私の視界を覆うのは、灰と赤。その奥からかすかに覗くのは暴力的に破壊された街の残骸と、逃げ惑う人々の姿。




「ひどい有様ね。」



 口をついて出たのは、そんな素直な感想だった。


 あまりの惨状に私は思わず足を止めそうになるが、自身のやるべき事を思い出して、再び加速して街の中心を翔ける。



「ママぁ……。
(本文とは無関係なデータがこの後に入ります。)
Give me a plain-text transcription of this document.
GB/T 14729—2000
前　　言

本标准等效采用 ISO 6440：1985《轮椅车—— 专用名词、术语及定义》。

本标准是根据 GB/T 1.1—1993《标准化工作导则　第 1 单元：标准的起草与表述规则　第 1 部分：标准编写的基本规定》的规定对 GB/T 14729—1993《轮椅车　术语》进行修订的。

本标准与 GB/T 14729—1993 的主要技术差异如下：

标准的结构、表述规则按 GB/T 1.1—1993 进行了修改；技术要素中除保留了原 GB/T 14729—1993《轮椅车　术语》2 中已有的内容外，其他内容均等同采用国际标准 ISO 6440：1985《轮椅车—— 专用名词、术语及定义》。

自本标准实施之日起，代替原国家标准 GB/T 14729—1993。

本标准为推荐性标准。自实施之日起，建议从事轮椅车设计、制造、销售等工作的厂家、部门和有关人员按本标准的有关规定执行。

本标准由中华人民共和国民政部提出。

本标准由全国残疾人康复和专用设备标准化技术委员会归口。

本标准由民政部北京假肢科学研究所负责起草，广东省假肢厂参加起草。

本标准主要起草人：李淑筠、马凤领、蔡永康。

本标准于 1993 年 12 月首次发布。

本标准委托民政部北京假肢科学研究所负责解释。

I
」



「…………っ!」



 しかし直後に、私は耳に響く幼い声に足を止める。


 反射的に振り返ると、視界のその先には、まだ歩き方すらも拙い少女が裸足のまま泣きわめいている姿が映る。



「ママぁ、どこなのぉ?」



 可哀そうだが、今この街にはアレスがいる、彼ならきっと今生きている人間は全員助けられる。
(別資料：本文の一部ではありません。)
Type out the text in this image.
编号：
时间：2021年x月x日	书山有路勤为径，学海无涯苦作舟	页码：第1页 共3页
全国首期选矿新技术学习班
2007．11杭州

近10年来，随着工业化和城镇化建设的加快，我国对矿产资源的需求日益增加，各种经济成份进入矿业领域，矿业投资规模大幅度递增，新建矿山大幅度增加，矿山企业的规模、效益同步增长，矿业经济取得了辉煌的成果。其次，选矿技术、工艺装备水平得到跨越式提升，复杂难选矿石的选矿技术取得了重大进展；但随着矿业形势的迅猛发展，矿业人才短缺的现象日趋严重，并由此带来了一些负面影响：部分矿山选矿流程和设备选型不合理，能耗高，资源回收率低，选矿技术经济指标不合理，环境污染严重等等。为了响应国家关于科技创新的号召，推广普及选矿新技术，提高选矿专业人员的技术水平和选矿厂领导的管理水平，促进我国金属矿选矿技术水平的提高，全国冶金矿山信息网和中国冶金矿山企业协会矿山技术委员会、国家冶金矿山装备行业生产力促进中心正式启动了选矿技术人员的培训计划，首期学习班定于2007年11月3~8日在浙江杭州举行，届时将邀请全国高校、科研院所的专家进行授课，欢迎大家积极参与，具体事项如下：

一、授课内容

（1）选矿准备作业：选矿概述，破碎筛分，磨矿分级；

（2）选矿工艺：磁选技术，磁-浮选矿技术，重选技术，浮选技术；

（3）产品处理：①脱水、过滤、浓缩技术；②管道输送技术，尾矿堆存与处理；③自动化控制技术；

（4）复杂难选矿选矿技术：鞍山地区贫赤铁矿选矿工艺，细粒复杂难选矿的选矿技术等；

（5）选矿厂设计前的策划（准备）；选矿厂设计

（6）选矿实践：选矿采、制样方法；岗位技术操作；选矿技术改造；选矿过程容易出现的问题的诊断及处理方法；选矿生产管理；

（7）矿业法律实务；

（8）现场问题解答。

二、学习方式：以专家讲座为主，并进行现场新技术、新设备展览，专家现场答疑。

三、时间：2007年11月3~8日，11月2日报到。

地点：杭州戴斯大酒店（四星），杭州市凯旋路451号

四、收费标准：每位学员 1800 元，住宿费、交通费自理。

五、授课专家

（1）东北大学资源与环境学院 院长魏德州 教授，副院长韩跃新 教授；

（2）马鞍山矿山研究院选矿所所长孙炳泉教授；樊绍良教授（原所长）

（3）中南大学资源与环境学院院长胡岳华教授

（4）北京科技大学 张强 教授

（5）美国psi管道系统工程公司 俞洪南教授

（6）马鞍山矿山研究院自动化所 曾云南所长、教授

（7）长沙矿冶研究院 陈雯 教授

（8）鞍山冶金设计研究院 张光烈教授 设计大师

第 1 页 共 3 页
 そう言い聞かせて前に進もうとした瞬間、ガラリと何かが崩れる音が聞こえる。



「……っ!」



 反射的に駆け出すと、私の勘は的中していたようであり、少女の頭上から崩れた屋根の石材が降り注ぐ様子が見えた。



「ああもう!」



 我ながら良い反射神経だが、少女との距離は十メートル弱、走っても間に合わない。


 咄嗟に私は自らの肉体に掛けた魔力強化を解除し、指先に魔力を込める。


 ラスティ・ネイルで落下物ごと破壊する。そう決めて照準を定めた瞬間、私の視界の端に何かが通り過ぎる。



「主君!」



 直後、落下する石材を粉微塵に砕きながら、先程別れたばかりのアレスが少女を抱えて割り込みに来る。



「……っ!アレス!」



「街は気にするな!早く屋敷へ。」



 私が反応した直後には彼はすぐにその場から駆け出して別の建物の中へと飛び込んでいく。



「……はっ、誰に命令してんのよ。」



 こういう時のこいつは本当に、腹が立つほどに頼りになる。が、これでは効率が悪い。



「アレス!魔法を使いなさい!」



「……っ、……大丈夫なのか?」



 直後、私の叫び声にも似た指示に反応してアレスは二人の老人を抱えて建物から飛び出してくる。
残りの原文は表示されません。